Meine große Hoffnung ist es daher, dass sich eines Tages alle Tirolerinnen und Tiroler, egal, auf welcher Seite des Brenners sie auch zu Hause sein mögen, als Bürgerinnen und Bürger einer europäischen Republik sehen und wiederfinden. Für diese Vision werden wir NEOS, werde ich mich persönlich weiter einsetzen. (Beifall bei den NEOS.)

10.21


Präsidentin Doris Bures: Als Nächster zu Wort gelangt Herr Abgeordneter Doppler. – Bitte.

 


10.21.16

Abgeordneter Rupert Doppler (ohne Klubzugehörigkeit): Frau Präsidentin! Meine Herren Minister! Hohes Haus! Sehr geehrte Damen und Herren! Sehr geschätzte Gäste der Delegation aus Südtirol und Tirol! Die Aktuelle Stunde hat heute ein sehr wichtiges Thema: Die Südtirolstreitbeilegung wird 25 Jahre alt. Der 11. Juni ist ein historischer Tag in der Geschichte Südtirols. Zum 25. Mal jährt sich heuer an diesem Tag die Abgabe der Streitbeilegungserklärung zwischen Österreich und Italien. 20 Jah­re lang haben die Verhandlungen um die Südtirolautonomie gedauert, und – Herr Kollege Gahr hat es angesprochen – auch die Einrichtung des Unterausschusses des Außenpolitischen Ausschusses, des Südtirolunterausschusses, ist ein ganz wichtiger Aspekt dazu.

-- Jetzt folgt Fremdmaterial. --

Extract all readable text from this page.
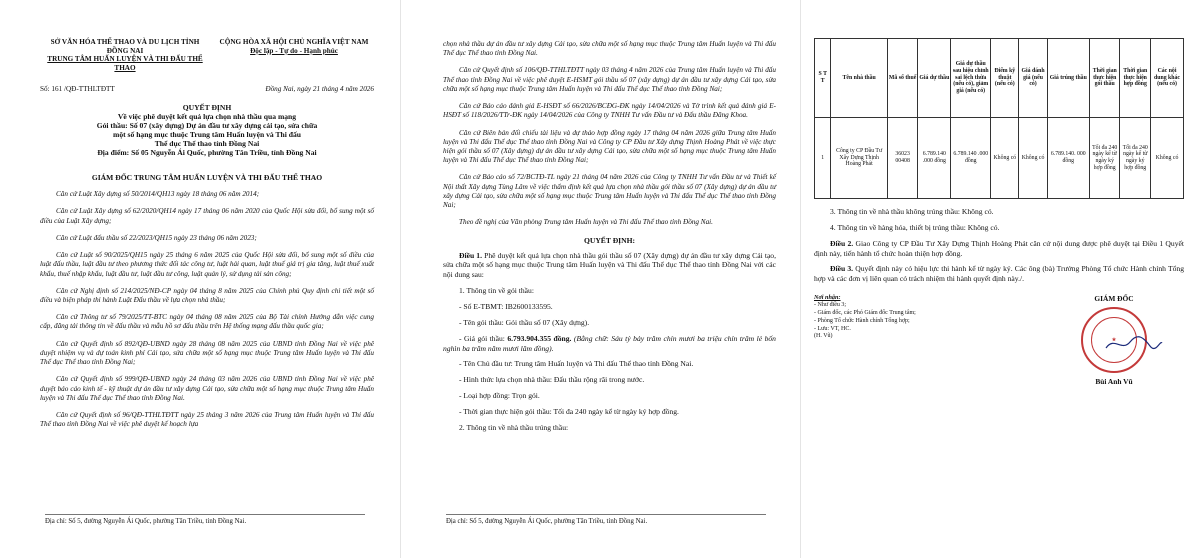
SỞ VĂN HÓA THỂ THAO VÀ DU LỊCH TỈNH ĐỒNG NAI
TRUNG TÂM HUẤN LUYỆN VÀ THI ĐẤU THỂ THAO
CỘNG HÒA XÃ HỘI CHỦ NGHĨA VIỆT NAM
Độc lập - Tự do - Hạnh phúc
Số: 161 /QĐ-TTHLTĐTT	Đồng Nai, ngày 21 tháng 4 năm 2026
QUYẾT ĐỊNH
Về việc phê duyệt kết quả lựa chọn nhà thầu qua mạng
Gói thầu: Số 07 (xây dựng) Dự án đầu tư xây dựng cải tạo, sửa chữa
một số hạng mục thuộc Trung tâm Huấn luyện và Thi đấu
Thể dục Thể thao tỉnh Đồng Nai
Địa điểm: Số 05 Nguyễn Ái Quốc, phường Tân Triều, tỉnh Đồng Nai
GIÁM ĐỐC TRUNG TÂM HUẤN LUYỆN VÀ THI ĐẤU THỂ THAO

Căn cứ Luật Xây dựng số 50/2014/QH13 ngày 18 tháng 06 năm 2014;

Căn cứ Luật Xây dựng số 62/2020/QH14 ngày 17 tháng 06 năm 2020 của Quốc Hội sửa đổi, bổ sung một số điều của Luật Xây dựng;

Căn cứ Luật đấu thầu số 22/2023/QH15 ngày 23 tháng 06 năm 2023;

Căn cứ Luật số 90/2025/QH15 ngày 25 tháng 6 năm 2025 của Quốc Hội sửa đổi, bổ sung một số điều của luật đấu thầu, luật đầu tư theo phương thức đối tác công tư, luật hải quan, luật thuế giá trị gia tăng, luật thuế xuất khẩu, thuế nhập khẩu, luật đầu tư, luật đầu tư công, luật quản lý, sử dụng tài sản công;

Căn cứ Nghị định số 214/2025/NĐ-CP ngày 04 tháng 8 năm 2025 của Chính phủ Quy định chi tiết một số điều và biện pháp thi hành Luật Đấu thầu về lựa chọn nhà thầu;

Căn cứ Thông tư số 79/2025/TT-BTC ngày 04 tháng 08 năm 2025 của Bộ Tài chính Hướng dẫn việc cung cấp, đăng tải thông tin về đấu thầu và mẫu hồ sơ đấu thầu trên Hệ thống mạng đấu thầu quốc gia;

Căn cứ Quyết định số 892/QĐ-UBND ngày 28 tháng 08 năm 2025 của UBND tỉnh Đồng Nai về việc phê duyệt nhiệm vụ và dự toán kinh phí Cải tạo, sửa chữa một số hạng mục thuộc Trung tâm Huấn luyện và Thi đấu Thể dục Thể thao tỉnh Đồng Nai;

Căn cứ Quyết định số 999/QĐ-UBND ngày 24 tháng 03 năm 2026 của UBND tỉnh Đồng Nai về việc phê duyệt báo cáo kinh tế - kỹ thuật dự án đầu tư xây dựng Cải tạo, sửa chữa một số hạng mục thuộc Trung tâm Huấn luyện và Thi đấu Thể dục Thể thao tỉnh Đồng Nai.

Căn cứ Quyết định số 96/QĐ-TTHLTĐTT ngày 25 tháng 3 năm 2026 của Trung tâm Huấn luyện và Thi đấu Thể thao tỉnh Đồng Nai về việc phê duyệt kế hoạch lựa

Địa chỉ: Số 5, đường Nguyễn Ái Quốc, phường Tân Triều, tỉnh Đồng Nai.

chọn nhà thầu dự án đầu tư xây dựng Cải tạo, sửa chữa một số hạng mục thuộc Trung tâm Huấn luyện và Thi đấu Thể dục Thể thao tỉnh Đồng Nai.

Căn cứ Quyết định số 106/QĐ-TTHLTĐTT ngày 03 tháng 4 năm 2026 của Trung tâm Huấn luyện và Thi đấu Thể thao tỉnh Đồng Nai về việc phê duyệt E-HSMT gói thầu số 07 (xây dựng) dự án đầu tư xây dựng Cải tạo, sửa chữa một số hạng mục thuộc Trung tâm Huấn luyện và Thi đấu Thể dục Thể thao tỉnh Đồng Nai;

Căn cứ Báo cáo đánh giá E-HSĐT số 66/2026/BCĐG-ĐK ngày 14/04/2026 và Tờ trình kết quả đánh giá E-HSĐT số 118/2026/TTr-ĐK ngày 14/04/2026 của Công ty TNHH Tư vấn Đầu tư và Đấu thầu Đăng Khoa.

Căn cứ Biên bản đối chiếu tài liệu và dự thảo hợp đồng ngày 17 tháng 04 năm 2026 giữa Trung tâm Huấn luyện và Thi đấu Thể dục Thể thao tỉnh Đồng Nai và Công ty CP Đầu tư Xây dựng Thịnh Hoàng Phát về việc thực hiện gói thầu số 07 (Xây dựng) dự án đầu tư xây dựng Cải tạo, sửa chữa một số hạng mục thuộc Trung tâm Huấn luyện và Thi đấu Thể dục Thể thao tỉnh Đồng Nai;

Căn cứ Báo cáo số 72/BCTĐ-TL ngày 21 tháng 04 năm 2026 của Công ty TNHH Tư vấn Đầu tư và Thiết kế Nội thất Xây dựng Tùng Lâm về việc thẩm định kết quả lựa chọn nhà thầu gói thầu số 07 (Xây dựng) dự án đầu tư xây dựng Cải tạo, sửa chữa một số hạng mục thuộc Trung tâm Huấn luyện và Thi đấu Thể dục Thể thao tỉnh Đồng Nai;

Theo đề nghị của Văn phòng Trung tâm Huấn luyện và Thi đấu Thể thao tỉnh Đồng Nai.

QUYẾT ĐỊNH:

Điều 1. Phê duyệt kết quả lựa chọn nhà thầu gói thầu số 07 (Xây dựng) dự án đầu tư xây dựng Cải tạo, sửa chữa một số hạng mục thuộc Trung tâm Huấn luyện và Thi đấu Thể dục Thể thao tỉnh Đồng Nai với các nội dung sau:

1. Thông tin về gói thầu:

- Số E-TBMT: IB2600133595.

- Tên gói thầu: Gói thầu số 07 (Xây dựng).

- Giá gói thầu: 6.793.904.355 đồng. (Bằng chữ: Sáu tỷ bảy trăm chín mươi ba triệu chín trăm lẻ bốn nghìn ba trăm năm mươi lăm đồng).

- Tên Chủ đầu tư: Trung tâm Huấn luyện và Thi đấu Thể thao tỉnh Đồng Nai.

- Hình thức lựa chọn nhà thầu: Đấu thầu rộng rãi trong nước.

- Loại hợp đồng: Trọn gói.

- Thời gian thực hiện gói thầu: Tối đa 240 ngày kể từ ngày ký hợp đồng.

2. Thông tin về nhà thầu trúng thầu:

Địa chỉ: Số 5, đường Nguyễn Ái Quốc, phường Tân Triều, tỉnh Đồng Nai.
S T T	Tên nhà thầu	Mã số thuế	Giá dự thầu	Giá dự thầu sau hiệu chỉnh sai lệch thừa (nếu có), giảm giá (nếu có)	Điểm kỹ thuật (nếu có)	Giá đánh giá (nếu có)	Giá trúng thầu	Thời gian thực hiện gói thầu	Thời gian thực hiện hợp đồng	Các nội dung khác (nếu có)
1	Công ty CP Đầu Tư Xây Dựng Thịnh Hoàng Phát	36023 00408	6.789.140 .000 đồng	6.789.140 .000 đồng	Không có	Không có	6.789.140. 000 đồng	Tối đa 240 ngày kể từ ngày ký hợp đồng	Tối đa 240 ngày kể từ ngày ký hợp đồng	Không có

3. Thông tin về nhà thầu không trúng thầu: Không có.

4. Thông tin về hàng hóa, thiết bị trúng thầu: Không có.

Điều 2. Giao Công ty CP Đầu Tư Xây Dựng Thịnh Hoàng Phát căn cứ nội dung được phê duyệt tại Điều 1 Quyết định này, tiến hành tổ chức hoàn thiện hợp đồng.

Điều 3. Quyết định này có hiệu lực thi hành kể từ ngày ký. Các ông (bà) Trưởng Phòng Tổ chức Hành chính Tổng hợp và các đơn vị liên quan có trách nhiệm thi hành quyết định này./.

Nơi nhận:
- Như điều 3;
- Giám đốc, các Phó Giám đốc Trung tâm;
- Phòng Tổ chức Hành chính Tổng hợp;
- Lưu: VT, HC.
(H. Vũ)
GIÁM ĐỐC
★
Bùi Anh Vũ
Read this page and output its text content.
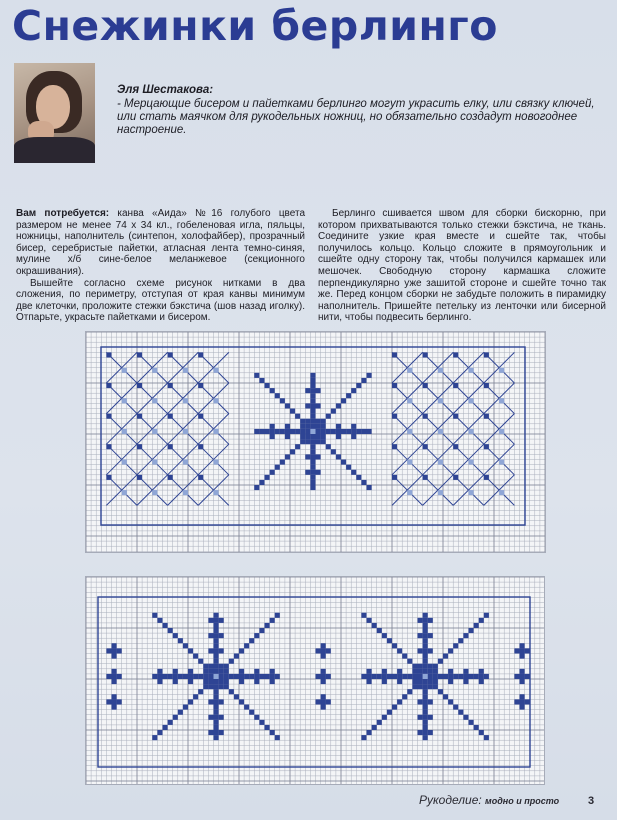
Снежинки берлинго
Эля Шестакова:
- Мерцающие бисером и пайетками берлинго могут украсить елку, или связку ключей, или стать маячком для рукодельных ножниц, но обязательно создадут новогоднее настроение.

Вам потребуется: канва «Аида» №16 голубого цвета размером не менее 74 x 34 кл., гобеленовая игла, пяльцы, ножницы, наполнитель (синтепон, холофайбер), прозрачный бисер, серебристые пайетки, атласная лента темно-синяя, мулине х/б сине-белое меланжевое (секционного окрашивания).

Вышейте согласно схеме рисунок нитками в два сложения, по периметру, отступая от края канвы минимум две клеточки, проложите стежки бэкстича (шов назад иголку). Отпарьте, украсьте пайетками и бисером.

Берлинго сшивается швом для сборки бискорню, при котором прихватываются только стежки бэкстича, не ткань. Соедините узкие края вместе и сшейте так, чтобы получилось кольцо. Кольцо сложите в прямоугольник и сшейте одну сторону так, чтобы получился кармашек или мешочек. Свободную сторону кармашка сложите перпендикулярно уже зашитой стороне и сшейте точно так же. Перед концом сборки не забудьте положить в пирамидку наполнитель. Пришейте петельку из ленточки или бисерной нити, чтобы подвесить берлинго.

Рукоделие: модно и просто	3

Mit dieser Erklärung wurde der in den Sechzigerjahren eröffnete Streit zwischen den beiden Ländern um die Umsetzung des Pariser Vertrages vor der UNO offiziell been­det. Nachdem 1946 die österreichische Forderung nach einer Volksabstimmung in Südtirol von den Westmächten endgültig abgelehnt worden war, kam es durch die damaligen Außenminister zu einer Unterzeichnung eines Schutzabkommens. Am 19. Juni 1992 legten Österreich und Italien den Streit vor der UNO in New York bei.

Südtirol ist ein kleines Europa, ein wunderschönes Urlaubsland und eine sehr schöne Heimat, es ist sehr stark verwurzelt in der eigenen Tradition – und das ist gut so. Hier kann sich so manches Land eine Scheibe abschneiden. – Danke schön. (Beifall der Abgeordneten Lugar und Winter.)

10.23


Präsidentin Doris Bures: Zu Wort ist dazu niemand mehr gemeldet. Die Debatte ist geschlossen.

10.23.24Einlauf und Zuweisungen

 


Präsidentin Doris Bures: Hinsichtlich der eingelangten Verhandlungsgegenstände und deren Zuweisungen verweise ich gemäß § 23 Abs. 4 der Geschäftsordnung auf die im Sitzungssaal verteilte Mitteilung.